Umverteilung einmal anders 

Was waren das für schlechte Zeiten, als ein Rinaldo Rinaldini noch stundenlang hinter dem Busch hocken musste, bis er endlich mittels Vorderladerpistole seine Bedingungen hinsichtlich sozialer Vermögensumverteilung aushandeln konnte. Heute ist alles besser, Diebstahl geht auch ohne Blasenentzündung und wer es nicht glaubt, der schaue auf die Meldungen des letzten halben Jahres, in denen Landeskriminalämter und Verbraucherzentralen von dem vermehrten Auftreten von Betrügern bei Ebay berichten.

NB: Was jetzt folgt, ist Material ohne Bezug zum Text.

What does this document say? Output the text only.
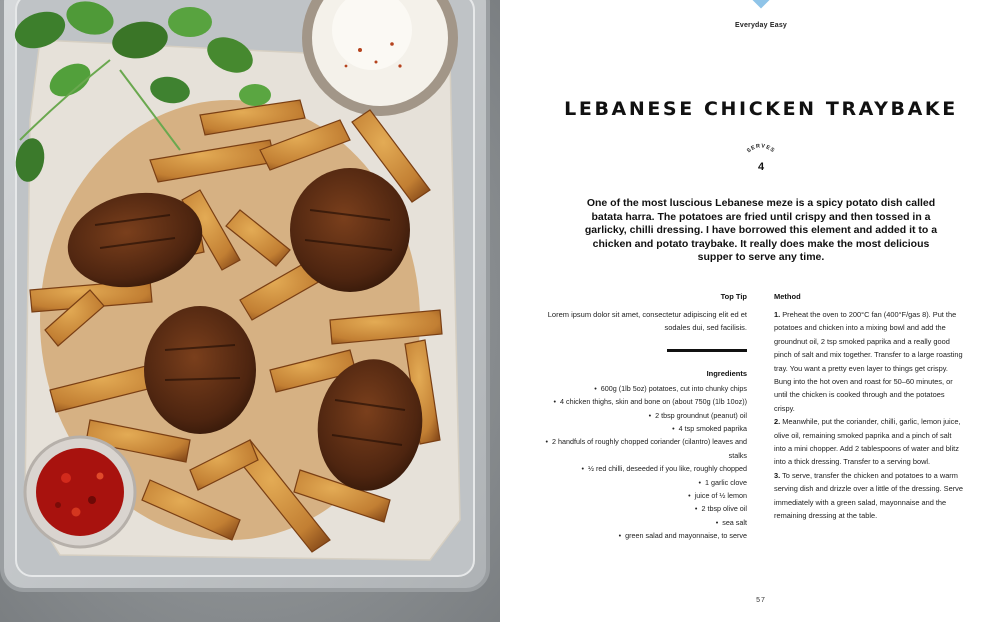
Everyday Easy
LEBANESE CHICKEN TRAYBAKE
SERVES
4

One of the most luscious Lebanese meze is a spicy potato dish called batata harra. The potatoes are fried until crispy and then tossed in a garlicky, chilli dressing. I have borrowed this element and added it to a chicken and potato traybake. It really does make the most delicious supper to serve any time.

Top Tip
Lorem ipsum dolor sit amet, consectetur adipiscing elit ed et sodales dui, sed facilisis.
Ingredients
• 600g (1lb 5oz) potatoes, cut into chunky chips
• 4 chicken thighs, skin and bone on (about 750g (1lb 10oz))
• 2 tbsp groundnut (peanut) oil
• 4 tsp smoked paprika
• 2 handfuls of roughly chopped coriander (cilantro) leaves and stalks
• ½ red chilli, deseeded if you like, roughly chopped
• 1 garlic clove
• juice of ½ lemon
• 2 tbsp olive oil
• sea salt
• green salad and mayonnaise, to serve
Method

1. Preheat the oven to 200°C fan (400°F/gas 8). Put the potatoes and chicken into a mixing bowl and add the groundnut oil, 2 tsp smoked paprika and a really good pinch of salt and mix together. Transfer to a large roasting tray. You want a pretty even layer to things get crispy. Bung into the hot oven and roast for 50–60 minutes, or until the chicken is cooked through and the potatoes crispy.

2. Meanwhile, put the coriander, chilli, garlic, lemon juice, olive oil, remaining smoked paprika and a pinch of salt into a mini chopper. Add 2 tablespoons of water and blitz into a thick dressing. Transfer to a serving bowl.

3. To serve, transfer the chicken and potatoes to a warm serving dish and drizzle over a little of the dressing. Serve immediately with a green salad, mayonnaise and the remaining dressing at the table.

57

Die Wölfe im Schafs-Account 
Die Masche der Betrüger ist simpel. Sie verschaffen sich Zugang zum Account eines seriösen Verkäufers, bieten nicht vorhandene Waren an und lassen sich das Geld auf das Konto eines unbeteiligten und völlig arglosen Dritten überweisen. Zwar rühmt sich Ebay seiner Sicherheitssoftware von höchstem Entwicklungsstand, aber nicht immer kommt die Warnung rechtzeitig.

Der Kniff mit dem Konto 
Das neumodische Äquivalent von Signore Rinaldinis Bio-Jutesack ist ein Bankkonto. Denn als schwer arbeitender Krimineller möchte man ja auch den Lohn seiner Betrügereien erhalten. Also braucht man ein Konto, also braucht man jemanden, der es für einen eröffnet, also stiehlt man Identitäten. Zum Beispiel, indem man sich an alle diese Trottel wendet, die für ihr Gehalt wirklich arbeiten möchten oder es zumindest müssen. Mit einer gefälschten Online-Stellenanzeige eines bekannten und renommierten Unternehmens lockt man die Opfer an. Meist sehen Arbeitslose oder Personen, die von zu Hause aus arbeiten müssen, darin eine Chance. Die Täter spiegeln ihnen einen ernsthaften Bewerbungsprozess vor und sichern sich die fremden Daten. Leider, leider ist dabei ein persönliches Vorstellungsgespräch nicht möglich. Aber das ist kein Problem, lässt sich das Opfer per E-Mail versichern. Schließlich gibt es das Video-Ident-Verfahren, um sich online zu identifizieren. Tatsächlich aber eröffnen die Düpierten online ein Bankkonto, auf das die bösen Jungs – und Mädels – Zugriff haben, indem sie ihre eigenen Kontaktdaten hinterlegen. Es scheint zwei Maschen zu geben. Bei der einen bemerken die Opfer nicht einmal, dass sie ein Konto eröffnen. Bei der anderen werden sie aufgefordert, zwecks Identifizierung bei einer angeblichen Partnerbank ein Konto zu eröffnen. Es wird aber versichert, dass das Konto sofort danach wieder gelöscht wird. Was, Überraschung, natürlich nicht geschieht.

Berliner Bank im Fokus 
Eine in Berlin ansässige Direktbank mit Spezialisierung auf Online-Smartphone-Banking ist im Fokus. Dass ein solches Geldinstitut, für dessen Geschäftsmodell das Video-Ident-Verfahren grundlegend ist, die Online-Gauner anzieht, ist nachvollziehbar. Allerdings sind auch andere Banken vermehrt betroffen.